Soudan du Sud: l'arrivée de Riek Machar à Juba encore repoussée

Riek Machar et le président sud-soudanais Salva Kiir lors de la signature d'un accord de paix, le 9 mai 2014, à Addis Abeba.
© REUTERS/Goran Tomasevic

Après un report lundi 18 avril, Riek Machar a de nouveau repoussé son retour à Juba ce mardi. Le premier vice-président désigné devait prendre ses fonctions dès son arrivée, étape cruciale de l'accord de paix signé entre sa faction le SPLA-IO (In opposition) et le gouvernement du président Salva Kiir. Un retour qui est attendu à Juba avec un mélange d'espoir et d'appréhension. Mais mardi soir, la confusion régnait toujours et les informations étaient contradictoires quant aux raisons de ce nouveau retour manqué.

Ce mardi 19 avril, comme la veille, la presse et les officiels ont patienté des heures à l'aéroport de Juba guettant l'avion de Riek Machar attendu dans la capitale sud-soudanaise pour prêter serment. Mais le vice-président désigné n'est pas venu. Il n'aurait pas quitté son QG de Pagak dans l'est du pays.

Et depuis lundi matin l'un des porte-parole de Riek Machar a du mal à répondre aux questions agacées des journalistes qui font le pied de grue sur le tarmac de l'aéroport de Juba, guettant l'avion en provenance de l'est.

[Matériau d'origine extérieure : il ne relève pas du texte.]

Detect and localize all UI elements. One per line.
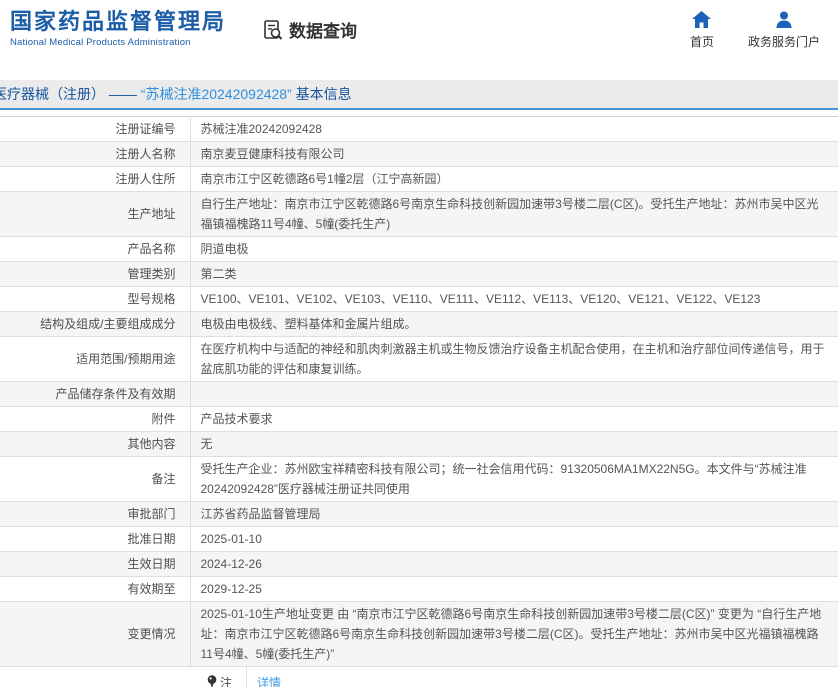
table-row: 产品储存条件及有效期 (0, 382, 838, 407)
row-value: 南京市江宁区乾德路6号1幢2层（江宁高新园） (190, 167, 838, 192)
row-value: 受托生产企业：苏州欧宝祥精密科技有限公司；统一社会信用代码：91320506MA… (190, 457, 838, 502)
row-value: 阴道电极 (190, 237, 838, 262)
table-row: 产品名称阴道电极 (0, 237, 838, 262)
note-row: 注 详情 (0, 667, 838, 687)
table-row: 注册证编号苏械注准20242092428 (0, 117, 838, 142)
table-row: 型号规格VE100、VE101、VE102、VE103、VE110、VE111、… (0, 287, 838, 312)
row-value: 苏械注准20242092428 (190, 117, 838, 142)
row-value: 第二类 (190, 262, 838, 287)
table-row: 备注受托生产企业：苏州欧宝祥精密科技有限公司；统一社会信用代码：91320506… (0, 457, 838, 502)
row-value: 南京麦豆健康科技有限公司 (190, 142, 838, 167)
note-label-cell: 注 (0, 667, 247, 687)
row-label: 结构及组成/主要组成成分 (0, 312, 190, 337)
logo-title: 国家药品监督管理局 (10, 9, 226, 35)
table-row: 其他内容无 (0, 432, 838, 457)
row-value: 在医疗机构中与适配的神经和肌肉刺激器主机或生物反馈治疗设备主机配合使用，在主机和… (190, 337, 838, 382)
row-label: 产品储存条件及有效期 (0, 382, 190, 407)
table-row: 附件产品技术要求 (0, 407, 838, 432)
page-title-prefix: 医疗器械（注册） —— (0, 86, 141, 102)
row-label: 审批部门 (0, 502, 190, 527)
page-title-registration-number: “苏械注准20242092428” (141, 86, 292, 102)
table-row: 生效日期2024-12-26 (0, 552, 838, 577)
portal-link[interactable]: 政务服务门户 (748, 11, 820, 50)
table-row: 结构及组成/主要组成成分电极由电极线、塑料基体和金属片组成。 (0, 312, 838, 337)
row-value: 2029-12-25 (190, 577, 838, 602)
table-row: 变更情况2025-01-10生产地址变更 由 “南京市江宁区乾德路6号南京生命科… (0, 602, 838, 667)
row-label: 批准日期 (0, 527, 190, 552)
row-label: 备注 (0, 457, 190, 502)
table-row: 审批部门江苏省药品监督管理局 (0, 502, 838, 527)
table-row: 适用范围/预期用途在医疗机构中与适配的神经和肌肉刺激器主机或生物反馈治疗设备主机… (0, 337, 838, 382)
page-title-suffix: 基本信息 (292, 86, 352, 102)
table-row: 注册人名称南京麦豆健康科技有限公司 (0, 142, 838, 167)
page-header: 国家药品监督管理局 National Medical Products Admi… (0, 0, 838, 62)
row-label: 附件 (0, 407, 190, 432)
row-label: 变更情况 (0, 602, 190, 667)
table-row: 注册人住所南京市江宁区乾德路6号1幢2层（江宁高新园） (0, 167, 838, 192)
row-value: 电极由电极线、塑料基体和金属片组成。 (190, 312, 838, 337)
nav-query-label: 数据查询 (289, 17, 357, 42)
nav-data-query[interactable]: 数据查询 (262, 17, 357, 42)
logo-subtitle: National Medical Products Administration (10, 37, 226, 48)
row-value: 自行生产地址：南京市江宁区乾德路6号南京生命科技创新园加速带3号楼二层(C区)。… (190, 192, 838, 237)
table-row: 批准日期2025-01-10 (0, 527, 838, 552)
top-links: 首页 政务服务门户 (690, 11, 820, 50)
row-value: 无 (190, 432, 838, 457)
detail-link[interactable]: 详情 (257, 674, 281, 687)
person-icon (775, 11, 793, 28)
pin-icon (207, 675, 217, 687)
row-label: 注册人住所 (0, 167, 190, 192)
page-title: 医疗器械（注册） —— “苏械注准20242092428” 基本信息 (0, 84, 352, 104)
registration-info-table: 注册证编号苏械注准20242092428注册人名称南京麦豆健康科技有限公司注册人… (0, 116, 838, 667)
note-value-cell: 详情 (247, 667, 838, 687)
table-row: 生产地址自行生产地址：南京市江宁区乾德路6号南京生命科技创新园加速带3号楼二层(… (0, 192, 838, 237)
row-label: 注册证编号 (0, 117, 190, 142)
row-label: 产品名称 (0, 237, 190, 262)
row-value (190, 382, 838, 407)
row-label: 注册人名称 (0, 142, 190, 167)
row-value: 产品技术要求 (190, 407, 838, 432)
note-label: 注 (220, 674, 232, 687)
home-link-label: 首页 (690, 33, 714, 50)
section-title-bar: 医疗器械（注册） —— “苏械注准20242092428” 基本信息 (0, 80, 838, 110)
row-label: 适用范围/预期用途 (0, 337, 190, 382)
home-link[interactable]: 首页 (690, 11, 714, 50)
portal-link-label: 政务服务门户 (748, 33, 820, 50)
info-table-body: 注册证编号苏械注准20242092428注册人名称南京麦豆健康科技有限公司注册人… (0, 117, 838, 667)
nmpa-logo: 国家药品监督管理局 National Medical Products Admi… (10, 9, 226, 48)
home-icon (692, 11, 711, 28)
document-search-icon (262, 19, 284, 41)
row-label: 型号规格 (0, 287, 190, 312)
row-value: 江苏省药品监督管理局 (190, 502, 838, 527)
row-value: 2025-01-10生产地址变更 由 “南京市江宁区乾德路6号南京生命科技创新园… (190, 602, 838, 667)
row-label: 生产地址 (0, 192, 190, 237)
row-value: VE100、VE101、VE102、VE103、VE110、VE111、VE11… (190, 287, 838, 312)
row-label: 生效日期 (0, 552, 190, 577)
row-label: 管理类别 (0, 262, 190, 287)
table-row: 有效期至2029-12-25 (0, 577, 838, 602)
row-value: 2024-12-26 (190, 552, 838, 577)
row-label: 其他内容 (0, 432, 190, 457)
row-value: 2025-01-10 (190, 527, 838, 552)
table-row: 管理类别第二类 (0, 262, 838, 287)
row-label: 有效期至 (0, 577, 190, 602)
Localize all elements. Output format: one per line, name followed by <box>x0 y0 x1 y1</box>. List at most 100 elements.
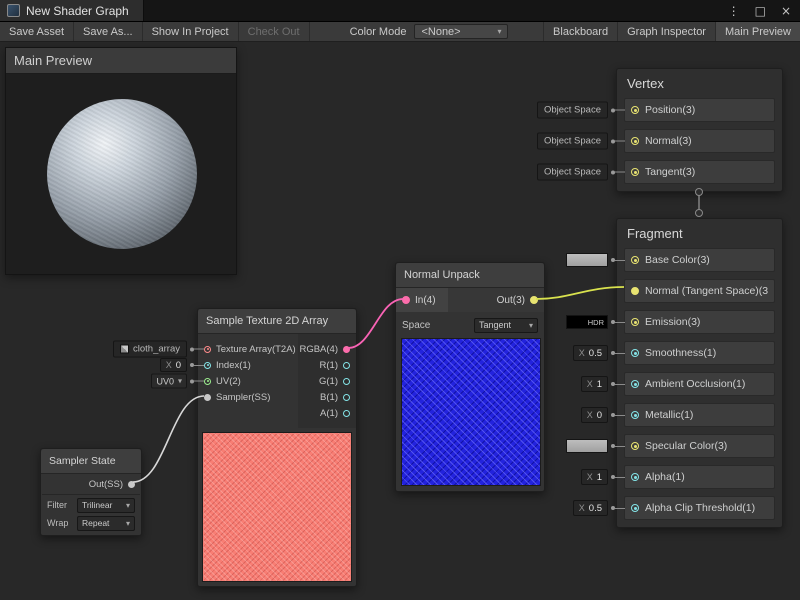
output-g[interactable]: G(1) <box>298 374 350 388</box>
fragment-row-normal[interactable]: Normal (Tangent Space)(3) <box>624 279 775 303</box>
port-rgba-icon[interactable] <box>343 346 350 353</box>
graph-canvas[interactable]: Main Preview Vertex Position(3) Object S… <box>0 42 800 600</box>
output-a[interactable]: A(1) <box>298 406 350 420</box>
graph-tab[interactable]: New Shader Graph <box>0 0 144 21</box>
input-in4[interactable]: In(4) <box>396 288 448 312</box>
save-asset-button[interactable]: Save Asset <box>0 22 74 41</box>
port-label: RGBA(4) <box>299 344 338 355</box>
float-field[interactable]: X0 <box>581 407 608 423</box>
vertex-row-tangent[interactable]: Tangent(3) Object Space <box>624 160 775 184</box>
port-alpha-clip-icon[interactable] <box>631 504 639 512</box>
sampler-state-node[interactable]: Sampler State Out(SS) Filter Trilinear ▾… <box>40 448 142 536</box>
filter-dropdown[interactable]: Trilinear ▾ <box>77 498 135 513</box>
port-smoothness-icon[interactable] <box>631 349 639 357</box>
port-in4-icon[interactable] <box>402 296 410 304</box>
port-alpha-icon[interactable] <box>631 473 639 481</box>
output-rgba[interactable]: RGBA(4) <box>298 342 350 356</box>
window-titlebar: New Shader Graph ⋮ □ × <box>0 0 800 22</box>
vertex-row-position[interactable]: Position(3) Object Space <box>624 98 775 122</box>
shader-preview-sphere[interactable] <box>47 99 197 249</box>
color-swatch[interactable] <box>566 439 608 453</box>
space-dropdown[interactable]: Object Space <box>537 102 608 119</box>
show-in-project-button[interactable]: Show In Project <box>143 22 239 41</box>
port-out-ss-icon[interactable] <box>128 481 135 488</box>
ambient-occlusion-widget: X1 <box>581 376 625 392</box>
color-swatch[interactable] <box>566 253 608 267</box>
main-preview-toggle[interactable]: Main Preview <box>715 22 800 41</box>
row-label: Alpha(1) <box>645 471 685 483</box>
output-out-ss[interactable]: Out(SS) <box>41 474 141 494</box>
wrap-dropdown[interactable]: Repeat ▾ <box>77 516 135 531</box>
graph-inspector-toggle[interactable]: Graph Inspector <box>617 22 715 41</box>
output-b[interactable]: B(1) <box>298 390 350 404</box>
fragment-row-ambient-occlusion[interactable]: Ambient Occlusion(1) X1 <box>624 372 775 396</box>
menu-icon[interactable]: ⋮ <box>728 4 740 18</box>
float-field[interactable]: X1 <box>581 376 608 392</box>
port-label: G(1) <box>319 376 338 387</box>
port-out3-icon[interactable] <box>530 296 538 304</box>
texture-object-field[interactable]: cloth_array <box>113 341 187 358</box>
widget-connector <box>194 381 204 382</box>
widget-connector <box>194 365 204 366</box>
main-preview-panel[interactable]: Main Preview <box>5 47 237 275</box>
wire-out3-to-normal[interactable] <box>536 287 624 299</box>
port-label: R(1) <box>320 360 338 371</box>
port-sampler-icon[interactable] <box>204 394 211 401</box>
save-as-button[interactable]: Save As... <box>74 22 143 41</box>
float-field[interactable]: X1 <box>581 469 608 485</box>
wire-samplerstate-to-sampler[interactable] <box>133 396 204 482</box>
unpack-space-row: Space Tangent ▾ <box>396 312 544 338</box>
space-dropdown[interactable]: Tangent ▾ <box>474 318 538 333</box>
widget-connector <box>615 384 625 385</box>
space-dropdown[interactable]: Object Space <box>537 164 608 181</box>
fragment-row-alpha-clip-threshold[interactable]: Alpha Clip Threshold(1) X0.5 <box>624 496 775 520</box>
port-g-icon[interactable] <box>343 378 350 385</box>
fragment-row-smoothness[interactable]: Smoothness(1) X0.5 <box>624 341 775 365</box>
vertex-row-normal[interactable]: Normal(3) Object Space <box>624 129 775 153</box>
chevron-down-icon: ▾ <box>178 377 182 386</box>
color-mode-dropdown[interactable]: <None> ▾ <box>414 24 508 39</box>
fragment-row-alpha[interactable]: Alpha(1) X1 <box>624 465 775 489</box>
space-dropdown[interactable]: Object Space <box>537 133 608 150</box>
vertex-node[interactable]: Vertex Position(3) Object Space Normal(3… <box>616 68 783 192</box>
port-index-icon[interactable] <box>204 362 211 369</box>
row-label: Base Color(3) <box>645 254 710 266</box>
hdr-color-field[interactable]: HDR <box>566 315 608 329</box>
port-texture-array-icon[interactable] <box>204 346 211 353</box>
fragment-row-emission[interactable]: Emission(3) HDR <box>624 310 775 334</box>
port-tangent-icon[interactable] <box>631 168 639 176</box>
port-metallic-icon[interactable] <box>631 411 639 419</box>
port-emission-icon[interactable] <box>631 318 639 326</box>
port-r-icon[interactable] <box>343 362 350 369</box>
port-uv-icon[interactable] <box>204 378 211 385</box>
float-field[interactable]: X0.5 <box>573 500 608 516</box>
fragment-row-metallic[interactable]: Metallic(1) X0 <box>624 403 775 427</box>
port-base-color-icon[interactable] <box>631 256 639 264</box>
widget-connector <box>615 415 625 416</box>
normal-unpack-node[interactable]: Normal Unpack In(4) Out(3) Space Tangent… <box>395 262 545 492</box>
sample-texture-2d-array-node[interactable]: Sample Texture 2D Array Texture Array(T2… <box>197 308 357 587</box>
maximize-icon[interactable]: □ <box>755 4 766 18</box>
port-a-icon[interactable] <box>343 410 350 417</box>
main-preview-header[interactable]: Main Preview <box>6 48 236 74</box>
uv-channel-dropdown[interactable]: UV0▾ <box>151 374 187 389</box>
port-ambient-occlusion-icon[interactable] <box>631 380 639 388</box>
port-specular-color-icon[interactable] <box>631 442 639 450</box>
fragment-node[interactable]: Fragment Base Color(3) Normal (Tangent S… <box>616 218 783 528</box>
texture-name: cloth_array <box>133 344 180 355</box>
fragment-row-base-color[interactable]: Base Color(3) <box>624 248 775 272</box>
output-out3[interactable]: Out(3) <box>497 295 544 306</box>
port-position-icon[interactable] <box>631 106 639 114</box>
port-normal-icon[interactable] <box>631 137 639 145</box>
port-normal-icon[interactable] <box>631 287 639 295</box>
float-field[interactable]: X0 <box>160 358 187 372</box>
fragment-row-specular-color[interactable]: Specular Color(3) <box>624 434 775 458</box>
row-label: Specular Color(3) <box>645 440 727 452</box>
close-icon[interactable]: × <box>781 4 791 18</box>
port-b-icon[interactable] <box>343 394 350 401</box>
float-field[interactable]: X0.5 <box>573 345 608 361</box>
output-r[interactable]: R(1) <box>298 358 350 372</box>
widget-connector <box>615 172 625 173</box>
blackboard-toggle[interactable]: Blackboard <box>543 22 617 41</box>
sampler-node-title: Sampler State <box>41 449 141 474</box>
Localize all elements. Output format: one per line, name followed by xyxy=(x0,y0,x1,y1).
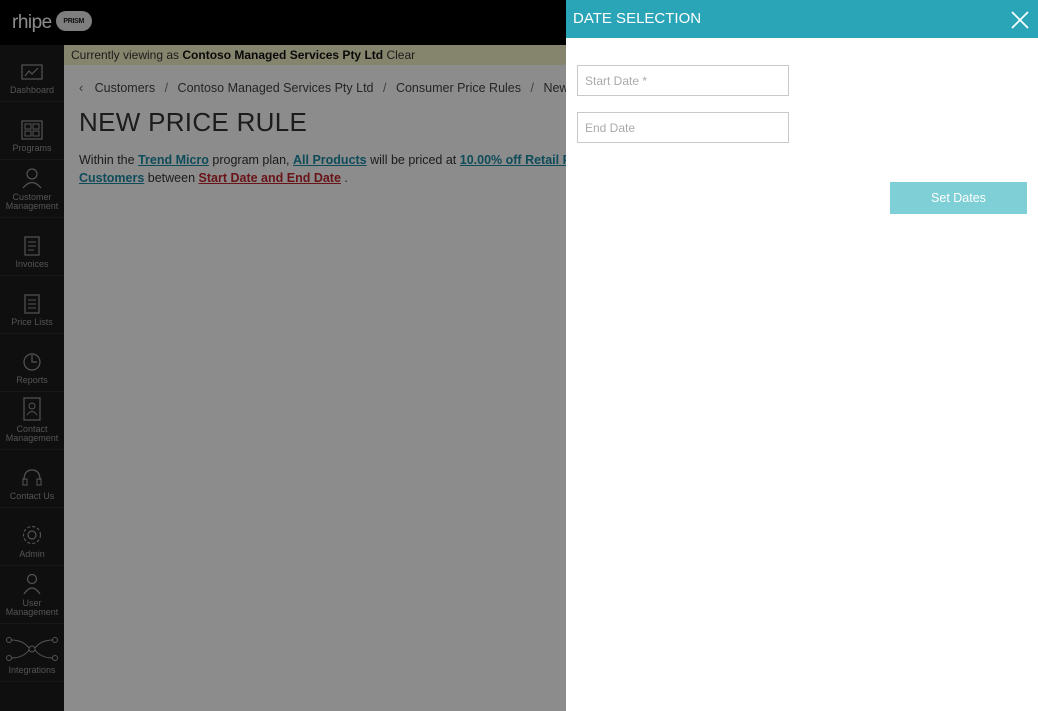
end-date-input[interactable] xyxy=(577,112,789,143)
drawer-header: DATE SELECTION xyxy=(566,0,1038,38)
close-icon[interactable] xyxy=(1010,10,1030,30)
drawer-title: DATE SELECTION xyxy=(573,10,702,27)
start-date-input[interactable] xyxy=(577,65,789,96)
date-selection-drawer: DATE SELECTION Set Dates xyxy=(566,0,1038,711)
modal-overlay[interactable] xyxy=(0,0,566,711)
set-dates-button[interactable]: Set Dates xyxy=(890,182,1027,214)
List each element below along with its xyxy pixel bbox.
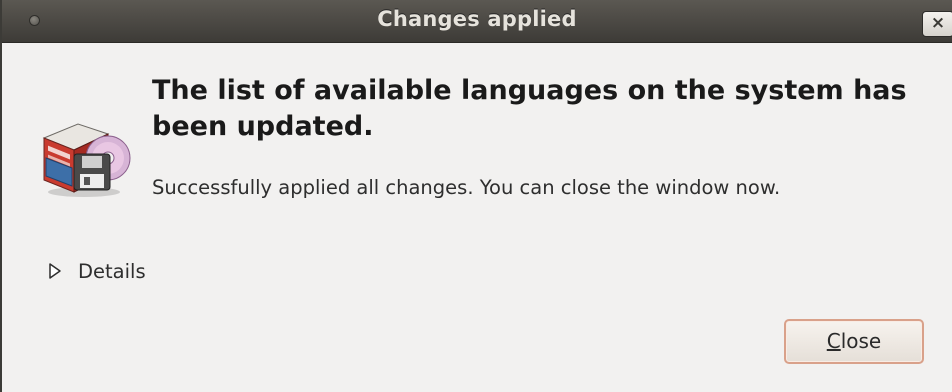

Mercredi « si tout va bien »

Après avoir invoqué lundi des « problèmes logistiques » comme cause d'un premier report, William Ezekiel était bien en peine de trouver une autre explication ce mardi. Bien en peine aussi de donner une nouvelle date tout en laissant entendre que le problème porterait sur l'autorisation de vol à accorder au chef d'état-major rebelle, Simon Gatwetch Dual, sous le coup de sanctions onusiennes. Selon le communiqué d'un autre porte-parole rebelle, Riek Machar pourrait atterrir ce mercredi « si tout va bien ».

Mais le gouvernement, lui, a une autre version. Lors d'une conférence de presse, le ministre de l’Information, Michael Makuei, a affirmé que Riek Machar aurait exigé de rentrer avec 200 hommes et un « arsenal » comprenant des missiles à visée laser et des mitrailleuses lourdes, ce qui contreviendrait aux dispositions prévues par l'accord de paix signé en août 2015.

Stratégie ou jeu d'egos ?

A Juba, la confusion règne. « Est-ce une stratégie ? Si oui de qui ? De l'opposition ou du gouvernement ? S'interroge un chercheur étranger sur place. Il y a aussi un jeu d'egos entre les deux, Salva Kiir et Riek Machar », commente-t-il encore. « La ville, au ralenti lundi, a retrouvé une activité normale ce mardi, les boutiques ont ouvert et les voitures circulaient, même si on sent une sorte de flottement », rapporte-t-il encore.

Le retour de Riek Machar est censé permettre la mise sur pied d'un gouvernement transitoire d'union nationale devant conduire à des élections dans les 30 mois et à l'application de l'accord de paix signé le 26 août 2015. Il prévoyait un cessez-le-feu et le partage du pouvoir.

Suite à ce nouveau retard, le Conseil de sécurité des Nations unies s'est réuni à la demande des Etats-Unis. Il s'est dit très préoccupé par ce nouveau report.